If I lived in a parallel universe with unlimited time/resources, I might be more doctrinaire...but here on earth, I pick my battles and shortcuts - cooking and otherwise. Store bought fresh pasta sheets, puff pastry, demi-glace, etc....no apologies. Gee, can you tell this is one of my pet peeves?
healthierkitchen April 3, 2011
How do cubes or Better than Bouillion compare with beef stock in the boxes?
pierino April 3, 2011
Even Marcela Hazan admits to using bouillon cubes (for risotto) so get over it.

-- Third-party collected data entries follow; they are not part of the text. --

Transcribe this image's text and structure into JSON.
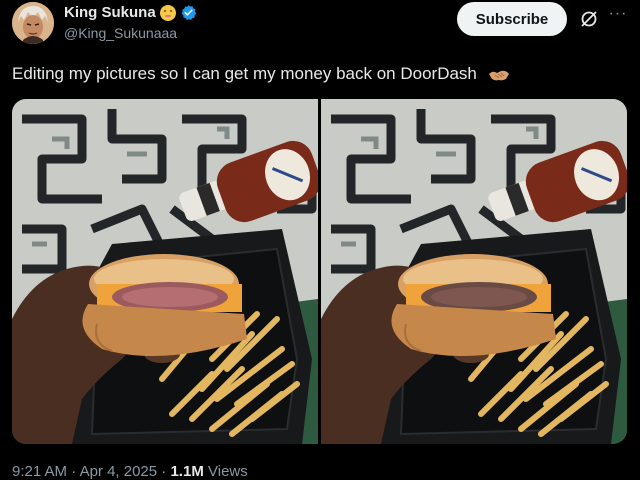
{
  "author": {
    "display_name": "King Sukuna",
    "handle": "@King_Sukunaaa",
    "verified": true,
    "badge_icon": "flushed-face-icon",
    "verified_icon": "verified-badge-icon"
  },
  "actions": {
    "subscribe_label": "Subscribe",
    "grok_icon": "grok-icon",
    "more_icon": "more-options-icon"
  },
  "tweet": {
    "text": "Editing my pictures so I can get my money back on DoorDash",
    "trailing_emoji": "handshake-icon"
  },
  "media": [
    {
      "label": "burger photo edited",
      "patty_color": "#9a5a5e"
    },
    {
      "label": "burger photo original",
      "patty_color": "#6a4a45"
    }
  ],
  "meta": {
    "time": "9:21 AM",
    "separator": "·",
    "date": "Apr 4, 2025",
    "views_count": "1.1M",
    "views_label": "Views"
  },
  "colors": {
    "background": "#000000",
    "text_primary": "#e7e9ea",
    "text_secondary": "#8b98a5",
    "verified_blue": "#1d9bf0",
    "subscribe_bg": "#eff3f4"
  }
}
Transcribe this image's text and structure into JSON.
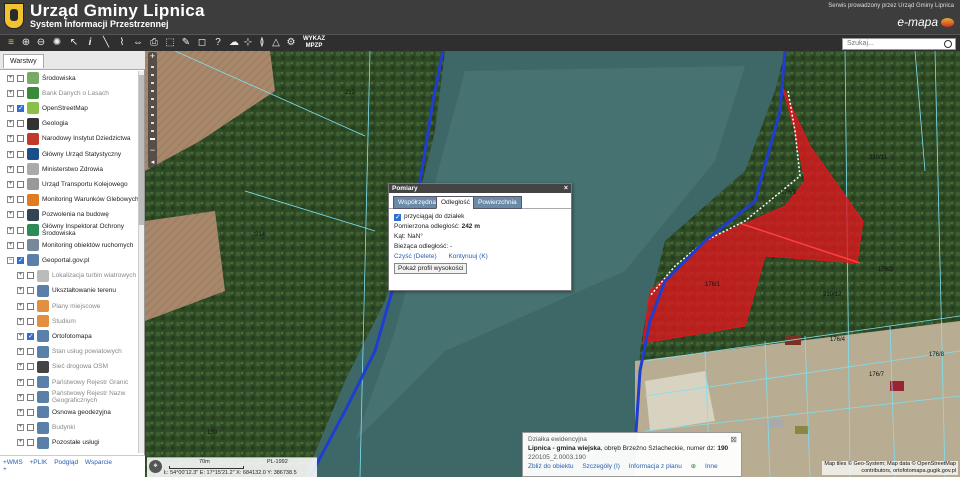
{
  "header": {
    "title": "Urząd Gminy Lipnica",
    "subtitle": "System Informacji Przestrzennej",
    "provider": "Serwis prowadzony przez Urząd Gminy Lipnica",
    "logo_text": "e-mapa"
  },
  "toolbar": {
    "wykaz_line1": "WYKAZ",
    "wykaz_line2": "MPZP",
    "search_placeholder": "Szukaj..."
  },
  "panel": {
    "tab_label": "Warstwy",
    "layers": [
      {
        "label": "Środowiska",
        "checked": false,
        "dim": false,
        "icon": "layer-icon",
        "color": "#7a6"
      },
      {
        "label": "Bank Danych o Lasach",
        "checked": false,
        "dim": true,
        "icon": "forest-icon",
        "color": "#3a8a3a"
      },
      {
        "label": "OpenStreetMap",
        "checked": true,
        "dim": false,
        "icon": "osm-icon",
        "color": "#8bbf4a"
      },
      {
        "label": "Geologia",
        "checked": false,
        "dim": false,
        "icon": "hammer-icon",
        "color": "#333"
      },
      {
        "label": "Narodowy Instytut Dziedzictwa",
        "checked": false,
        "dim": false,
        "icon": "heritage-icon",
        "color": "#c0392b"
      },
      {
        "label": "Główny Urząd Statystyczny",
        "checked": false,
        "dim": false,
        "icon": "stats-icon",
        "color": "#1a4f8a"
      },
      {
        "label": "Ministerstwo Zdrowia",
        "checked": false,
        "dim": false,
        "icon": "health-icon",
        "color": "#aaa"
      },
      {
        "label": "Urząd Transportu Kolejowego",
        "checked": false,
        "dim": false,
        "icon": "rail-icon",
        "color": "#999"
      },
      {
        "label": "Monitoring Warunków Glebowych",
        "checked": false,
        "dim": false,
        "icon": "soil-icon",
        "color": "#e07b20"
      },
      {
        "label": "Pozwolenia na budowę",
        "checked": false,
        "dim": false,
        "icon": "permit-icon",
        "color": "#345"
      },
      {
        "label": "Główny Inspektorat Ochrony Środowiska",
        "checked": false,
        "dim": false,
        "icon": "gios-icon",
        "color": "#2e8b57"
      },
      {
        "label": "Monitoring obiektów ruchomych",
        "checked": false,
        "dim": false,
        "icon": "tracking-icon",
        "color": "#789"
      },
      {
        "label": "Geoportal.gov.pl",
        "checked": true,
        "dim": false,
        "icon": "geoportal-icon",
        "color": "#5a7fa8",
        "expanded": true
      },
      {
        "label": "Lokalizacja turbin wiatrowych",
        "checked": false,
        "dim": true,
        "icon": "turbine-icon",
        "color": "#bbb",
        "child": true
      },
      {
        "label": "Ukształtowanie terenu",
        "checked": false,
        "dim": false,
        "icon": "terrain-icon",
        "color": "#5a7fa8",
        "child": true
      },
      {
        "label": "Plany miejscowe",
        "checked": false,
        "dim": true,
        "icon": "plans-icon",
        "color": "#e09040",
        "child": true
      },
      {
        "label": "Studium",
        "checked": false,
        "dim": true,
        "icon": "study-icon",
        "color": "#e09040",
        "child": true
      },
      {
        "label": "Ortofotomapa",
        "checked": true,
        "dim": false,
        "icon": "orthophoto-icon",
        "color": "#5a7fa8",
        "child": true
      },
      {
        "label": "Stan usług powiatowych",
        "checked": false,
        "dim": true,
        "icon": "services-icon",
        "color": "#5a7fa8",
        "child": true
      },
      {
        "label": "Sieć drogowa OSM",
        "checked": false,
        "dim": true,
        "icon": "road-icon",
        "color": "#444",
        "child": true
      },
      {
        "label": "Państwowy Rejestr Granic",
        "checked": false,
        "dim": true,
        "icon": "borders-icon",
        "color": "#5a7fa8",
        "child": true
      },
      {
        "label": "Państwowy Rejestr Nazw Geograficznych",
        "checked": false,
        "dim": true,
        "icon": "names-icon",
        "color": "#5a7fa8",
        "child": true
      },
      {
        "label": "Osnowa geodezyjna",
        "checked": false,
        "dim": false,
        "icon": "geodesy-icon",
        "color": "#5a7fa8",
        "child": true
      },
      {
        "label": "Budynki",
        "checked": false,
        "dim": true,
        "icon": "buildings-icon",
        "color": "#5a7fa8",
        "child": true
      },
      {
        "label": "Pozostałe usługi",
        "checked": false,
        "dim": false,
        "icon": "other-icon",
        "color": "#5a7fa8",
        "child": true
      }
    ],
    "footer_links": [
      "+WMS",
      "+PLIK",
      "Podgląd",
      "Wsparcie"
    ],
    "footer_second": "+"
  },
  "measure_dialog": {
    "title": "Pomiary",
    "tabs": [
      "Współrzędna",
      "Odległość",
      "Powierzchnia"
    ],
    "active_tab": 1,
    "snap_label": "przyciągaj do działek",
    "measured_label": "Pomierzona odległość:",
    "measured_value": "242 m",
    "angle_label": "Kąt: NaN°",
    "current_label": "Bieżąca odległość: -",
    "clear_link": "Czyść (Delete)",
    "continue_link": "Kontynuuj (K)",
    "profile_button": "Pokaż profil wysokości"
  },
  "parcel_info": {
    "heading": "Działka ewidencyjna",
    "place": "Lipnica - gmina wiejska",
    "precinct": ", obręb Brzeźno Szlacheckie",
    "number_label": ", numer dz:",
    "number": "190",
    "ident": "220105_2.0003.190",
    "links": [
      "Zbliż do obiektu",
      "Szczegóły (I)",
      "Informacja z planu",
      "Inne"
    ]
  },
  "coords": {
    "scale_label": "70m",
    "crs": "PL-1992",
    "text": "Ł: 54°00'12.3\"  E: 17°15'21.2\"  X: 684132.0  Y: 386738.5"
  },
  "attribution": {
    "line1": "Map tiles © Geo-System; Map data © OpenStreetMap",
    "line2": "contributors, ortofotomapa.gugik.gov.pl"
  },
  "map_labels": [
    {
      "text": "212"
    },
    {
      "text": "214"
    },
    {
      "text": "130"
    },
    {
      "text": "176/3"
    },
    {
      "text": "176/1"
    },
    {
      "text": "210/11"
    },
    {
      "text": "176/2"
    },
    {
      "text": "176/4"
    },
    {
      "text": "210/12"
    },
    {
      "text": "176/7"
    },
    {
      "text": "176/8"
    }
  ],
  "colors": {
    "header_bg": "#3d3d3d",
    "parcel_fill": "#e0161e",
    "boundary_line": "#1f3ed0"
  }
}
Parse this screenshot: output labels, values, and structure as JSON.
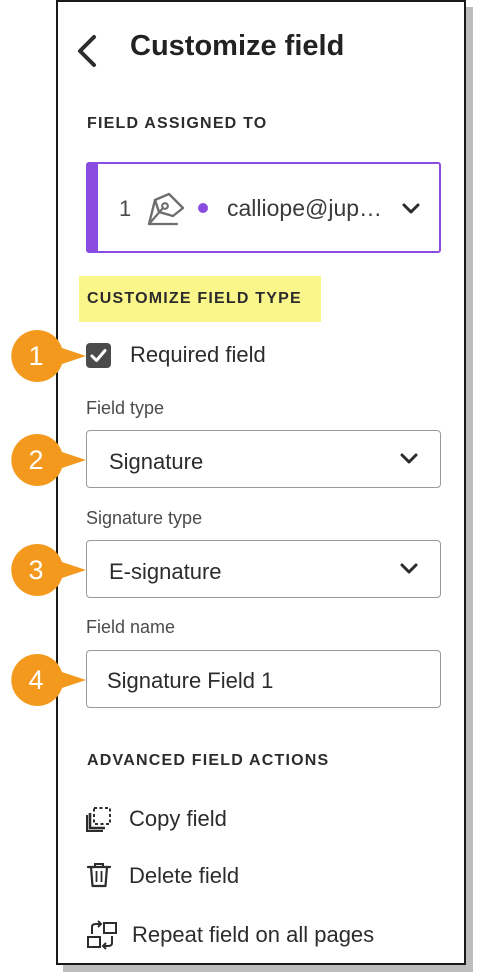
{
  "header": {
    "title": "Customize field"
  },
  "assigned": {
    "label": "FIELD ASSIGNED TO",
    "number": "1",
    "email": "calliope@jup…",
    "accent_color": "#8a4be0"
  },
  "customize": {
    "label": "CUSTOMIZE FIELD TYPE",
    "highlight_color": "#fbf68a",
    "required_label": "Required field",
    "required_checked": true
  },
  "field_type": {
    "label": "Field type",
    "value": "Signature"
  },
  "signature_type": {
    "label": "Signature type",
    "value": "E-signature"
  },
  "field_name": {
    "label": "Field name",
    "value": "Signature Field 1"
  },
  "advanced": {
    "label": "ADVANCED FIELD ACTIONS",
    "copy": "Copy field",
    "delete": "Delete field",
    "repeat": "Repeat field on all pages"
  },
  "callouts": {
    "c1": "1",
    "c2": "2",
    "c3": "3",
    "c4": "4",
    "color": "#f39a1e"
  }
}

From time to time I also use prepared demi-glace. And dammit, I forgot a jar I left in a friend's refrigerator a week ago. And that stuff is expensive...and it's now 150 miles away from me.
Gale April 3, 2011
I am with SKK on the home made bouillon from 101cookbooks.com veg bouillon. It is really worth the effort to make and lasts forever in the freezer. Better than Bouillon fish base is a great stand by for those who don't have ready access to fish frames (I live on the Maine coast and have to special order them). The Better than Bouillon products are available in most grocery stores and are really not a bad substitute for homemade.
SKK April 3, 2011
One more thing that may be of use - my absolute favorite home made vegetable bouillon is from http://www.101cookbooks.com/archives/homemade-bouillon-recipe.html I make 1/2 recipe at a time and always have in the freezer. I have substituted it for beef bouillon and for chicken bouillon because it is so good.
SKK April 3, 2011
Better than Bouillon is also my choice when using commercial. Regarding sodium, 1 tsp has 710 mg. For each cup of stock calls for 1 tsp in 8 oz boiling water, for 1 quart of stock 1 1/2 tablespoons. It is a paste, not a powder and I agree with forester_lady is superior to cubes.
duclosbe1 April 3, 2011
I have Better Than Bouillon reduced sodium beef base in my refrigerator...it's a paste that we use when we're in a pinch, and it's not that bad. Although it's not nearly as good as homemade beef stock, it's definitely better than the cubes!

Voted the Best Reply!

boulangere April 3, 2011
You know, I was at first surprised, but finally kind of relieved to see Amanda's reference to bouillon cubes in her lovely recipe. It reminded me of a foodpickle question from a few weeks back about salted vs. unsalted butter for baking. I responded that I find that I'm less constipated by hard and fast rules in every single last method of doing anything and everything any more. Is unsalted butter better for baking? Sure, but if all one has on hand is the other, well should she not have made her cookies for fear of breaking a golden rule? Should she fear a knock on the door from the butter police? No, for heaven's sake! And I read Amanda's recipe as doing the same thing: giving us permission to be imperfect. Would home-made beef stock be better? Probably. But if it's dinner time, and the stock is still in the freezer, well, are you going to fear abduction by the stock police? I would like to think that Amanda was telling us to go ahead and use what you have on hand and enjoy a lovely meal without worrying about a rule for every single step. Sheesh! Didn't mean to get so cranky, but I hope you get my drift.
boulangere April 3, 2011
I don't, AJ, but yesterday I was at Costco and they were sampling a product with the name Better Than Bouillon. I have to admit it wasn't bad - certainly better than the cubes which I find have a metallic and very salty taste. It's a powder that you reconstitute in hot water.
ImmaEatThat April 3, 2011
You see a respected cook using commercial bouillon? Something smells...fishy.

I can understand the cost and time saving arguments, but nothing beats homemade beef stock. Commercial bouillon is heavily laden with salts, and does not compare to the clarity from your beef stock.